Tuesday, August 28, 2018

Epistemic Responsibility 010: Gullibility (Elizabeth Fricker)

School has started, and an initial essay on testimony is perfect for the theme of this series.

Fricker, Elizabeth (1994). "Against Gullibility," in B.K. Matalal and A. Chakrabari (eds.) Knowing from Words, pp. 125-161, Kluwer Academic Publishers.

This article is difficult to understand. Fricker loaded up the front 65% of the article with a lot of preparation work that I found difficult to understand without a hint as to what she was preparing it for. It was like looking at the blueprints for a foundation without any idea of what was going to be built on it.

What she ultimately built on her foundation is the idea that listeners had an obligation to assess the trustworthiness of testifiers. More specifically, if one hears testimony and acquires a belief as a result, this belief is not justified (that is, it fails to count as knowledge) unless the listener has done due diligence in determining whether or not the speaker can be trusted.

Recall that the thesis that I am currently finding attractive says that the justification with respect to a justified belief is a moral justification. An agent's belief that p is epistemically justified if and only if it is morally justified.

I will grant at the start that I am proposing this only tentatively at the moment. I suspect there may be some serious problems with it. However, I have not found them yet.

Put in terms of desirism, this principle would state that a belief is justified if and only if a person with good desires and lacking bad desires would have acquired that belief

Fricker's account fits this model. A person with good desires and lacking bad desires would not accept testimony blindly. Moral responsibility requires that she take a look at the testimony and assess its likely quality.

In earlier postings in this series, I looked at the case of a person who glances at a clock and determines that the time is 11:56. As it turns out, the clock is stopped. However, our agent happened to look at the clock at 11:56 and, on the basis of the clock's testimony, adopted the belief that the time was 11:56. This is a true belief. It is justified by looking at the clock. Therefore, according to the standard view, the agent knows that it is 11:56, even though he acquired the belief by looking at a stopped clock.

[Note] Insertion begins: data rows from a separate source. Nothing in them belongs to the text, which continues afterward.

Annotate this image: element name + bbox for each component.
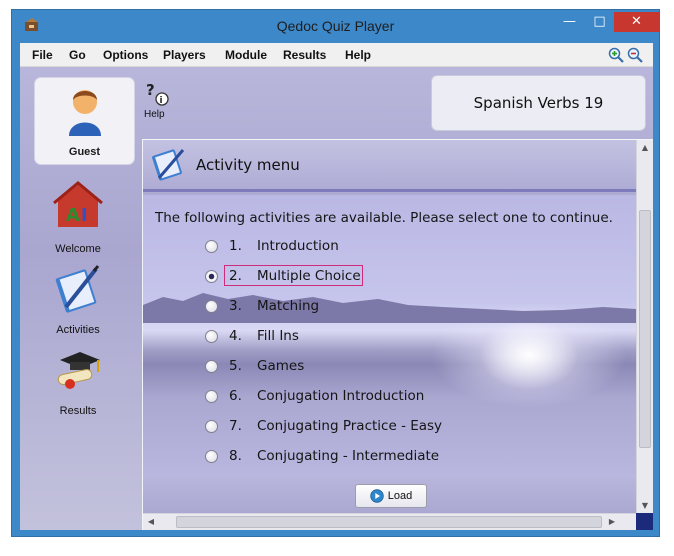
option-label: Introduction <box>257 238 339 254</box>
option-label: Games <box>257 358 305 374</box>
activity-option-4[interactable]: 4. Fill Ins <box>205 326 299 346</box>
radio-button[interactable] <box>205 299 218 313</box>
help-icon[interactable]: ? i <box>144 81 174 109</box>
app-window: Qedoc Quiz Player — □ ✕ File Go Options … <box>11 9 660 537</box>
menu-help[interactable]: Help <box>345 48 371 62</box>
radio-button[interactable] <box>205 449 218 463</box>
svg-text:i: i <box>160 96 163 106</box>
main-area: Guest A I Welcome Activities Results ? i… <box>20 67 653 530</box>
load-label: Load <box>387 490 413 502</box>
results-icon[interactable] <box>50 344 106 394</box>
activity-panel: Activity menu The following activities a… <box>142 139 653 530</box>
option-label: Conjugating Practice - Easy <box>257 418 443 434</box>
option-label: Matching <box>257 298 320 314</box>
radio-button[interactable] <box>205 239 218 253</box>
activity-option-5[interactable]: 5. Games <box>205 356 304 376</box>
menu-options[interactable]: Options <box>103 48 148 62</box>
minimize-icon: — <box>563 14 576 29</box>
option-label: Conjugation Introduction <box>257 388 425 404</box>
activity-option-3[interactable]: 3. Matching <box>205 296 319 316</box>
menu-players[interactable]: Players <box>163 48 206 62</box>
menu-results[interactable]: Results <box>283 48 326 62</box>
welcome-icon[interactable]: A I <box>50 181 106 231</box>
instruction-text: The following activities are available. … <box>155 210 613 226</box>
scroll-corner <box>636 513 653 530</box>
option-number: 1. <box>229 238 242 254</box>
option-number: 8. <box>229 448 242 464</box>
scroll-up-icon[interactable]: ▲ <box>637 140 653 156</box>
module-title: Spanish Verbs 19 <box>431 75 646 131</box>
scroll-left-icon[interactable]: ◀ <box>143 514 159 530</box>
help-label[interactable]: Help <box>144 109 165 120</box>
minimize-button[interactable]: — <box>555 12 584 32</box>
option-label: Fill Ins <box>257 328 299 344</box>
svg-text:A: A <box>66 205 80 226</box>
close-icon: ✕ <box>631 14 642 29</box>
activities-label: Activities <box>56 324 100 336</box>
radio-button[interactable] <box>205 419 218 433</box>
radio-button[interactable] <box>205 389 218 403</box>
radio-button[interactable] <box>205 359 218 373</box>
zoom-out-icon[interactable] <box>627 47 643 63</box>
vertical-scroll-thumb[interactable] <box>639 210 651 448</box>
activity-option-8[interactable]: 8. Conjugating - Intermediate <box>205 446 439 466</box>
close-button[interactable]: ✕ <box>614 12 659 32</box>
user-tile[interactable]: Guest <box>34 77 135 165</box>
focus-outline <box>224 265 363 286</box>
option-label: Conjugating - Intermediate <box>257 448 440 464</box>
radio-button[interactable] <box>205 329 218 343</box>
menu-module[interactable]: Module <box>225 48 267 62</box>
menu-file[interactable]: File <box>32 48 53 62</box>
option-number: 6. <box>229 388 242 404</box>
activity-menu-title: Activity menu <box>196 156 300 174</box>
option-number: 5. <box>229 358 242 374</box>
zoom-in-icon[interactable] <box>608 47 624 63</box>
scroll-right-icon[interactable]: ▶ <box>604 514 620 530</box>
user-icon <box>69 90 101 136</box>
load-button[interactable]: Load <box>355 484 427 508</box>
option-number: 4. <box>229 328 242 344</box>
option-number: 7. <box>229 418 242 434</box>
horizontal-scrollbar[interactable]: ◀ ▶ <box>143 513 637 530</box>
client-area: File Go Options Players Module Results H… <box>20 43 653 530</box>
activity-option-1[interactable]: 1. Introduction <box>205 236 339 256</box>
menu-bar: File Go Options Players Module Results H… <box>20 43 653 67</box>
activity-list: The following activities are available. … <box>143 195 637 477</box>
button-bar: Load <box>143 477 637 514</box>
activities-icon[interactable] <box>50 263 106 313</box>
activity-header: Activity menu <box>143 140 637 192</box>
results-label: Results <box>59 405 97 417</box>
maximize-icon: □ <box>593 14 606 29</box>
horizontal-scroll-thumb[interactable] <box>176 516 602 528</box>
radio-button-selected[interactable] <box>205 269 218 283</box>
activity-option-2[interactable]: 2. Multiple Choice <box>205 265 363 286</box>
activity-option-7[interactable]: 7. Conjugating Practice - Easy <box>205 416 442 436</box>
play-icon <box>370 489 384 503</box>
vertical-scrollbar[interactable]: ▲ ▼ <box>636 140 653 514</box>
svg-text:I: I <box>81 205 88 226</box>
user-label: Guest <box>68 146 101 158</box>
activity-menu-icon <box>152 149 185 181</box>
menu-go[interactable]: Go <box>69 48 86 62</box>
svg-text:?: ? <box>146 81 155 99</box>
option-number: 3. <box>229 298 242 314</box>
activity-option-6[interactable]: 6. Conjugation Introduction <box>205 386 424 406</box>
maximize-button[interactable]: □ <box>585 12 614 32</box>
title-bar: Qedoc Quiz Player — □ ✕ <box>12 10 659 43</box>
welcome-label: Welcome <box>55 243 101 255</box>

I objected to that account on the grounds that the belief was not, in fact, justified. I illustrated this by increasing what was at stake. In my case, the agent was required to perform an action at 12:04 to avoid dire consequences. Such an agent, I argued, had an obligation to determine if the timepiece was reliable, if he had an opportunity to do so. These standards turned out to be exactly the standards that Fricker defended in her article. They amount to an obligation to look for defeaters - evidence that the testifier (in this case, the clock) could be trusted. An agent who does not do this cannot be said to have a justified belief.

It is certainly the case that his claim, "I knew that it was 11:56" would not hold up in a court of law against a charge of negligence. And, yet, if he truly did know, then it should be able to hold up in a court of law.

So, I think I can rely on Fricker's article as providing support to my thesis. Though, now that I have gotten to the end and I know what she was arguing for, I will need to return to the beginning to give an intelligent assessment to the foundation on which she built this conclusion.